Many professionals are stressed by the number and weight of the time demands that they have committed to fulfill. They walk around with what feels like a burden of having too much to do, and not enough time to do it in.
In a sense, their observation is correct. If they are creative and committed people, then the chances are good that they will die without completing each and every time demand.
In other words, they will never get to the point where they finish every time demand, as experience shows that time demands are created at the instant that others are completed.
The problem that many Novices in time management face is that they attempt to use their memory to manage their time demands, instead of a trusted system. The result, as mentioned in a prior entry, is chaos and unreliability.
The response of many Novices is to try limit their commitments, and this works for a while, until they find something they are really interested in (such as having children) and their lives return to chaos once again.
The real solution is to knowingly and skilfully create a time management system that can grow with an increasing number of time demands. With this commitment in hand, a professional can take new assignments, accept promotions and add new hobbies and interests. They have an inner confidence that they are actively expanding their time management system, and with practice, they can gauge how quickly they can evolve their structure to accomplish more.
This is the essence of what makes 2Time very different from other time management systems.
Every other system that I have found presents an ideal and perfect method that must be followed to be successful. A new user must immediately and comprehensively change their habits to fit into the new system, in order to meet the new ideal. Obviously, those new users who are more disciplined, or have habits that are already close to the ideal are more likely to make the switch.
Most users fail after a few days or weeks, as the force of their habit pushes them back to where they were before.
That is like asking a first-time visitor to a martial arts studio to merely follow the practices of a black belt, and after 2-3 days of drills, expecting them to be able to follow them thereafter.

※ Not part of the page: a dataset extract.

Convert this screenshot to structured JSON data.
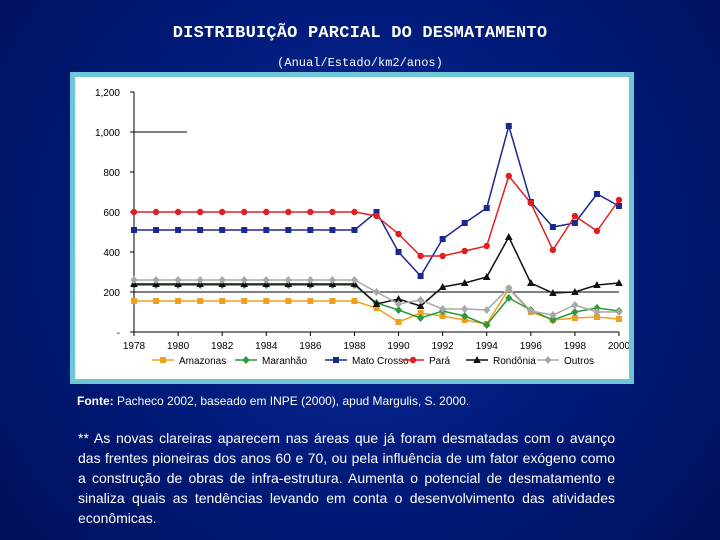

Instead, 2Time starts with a user at whatever point they happen to be. While the ideal is discussed and presented, the user is encouraged to plan a migration path for themselves that involves a gradual change in habits, allowing them to move from one belt level to another at a pace that suits them. There is an implicit recognition that each person is different, and that a single, one-shot approach to changing long-ingrained habits is not the best way for everyone to learn a new system.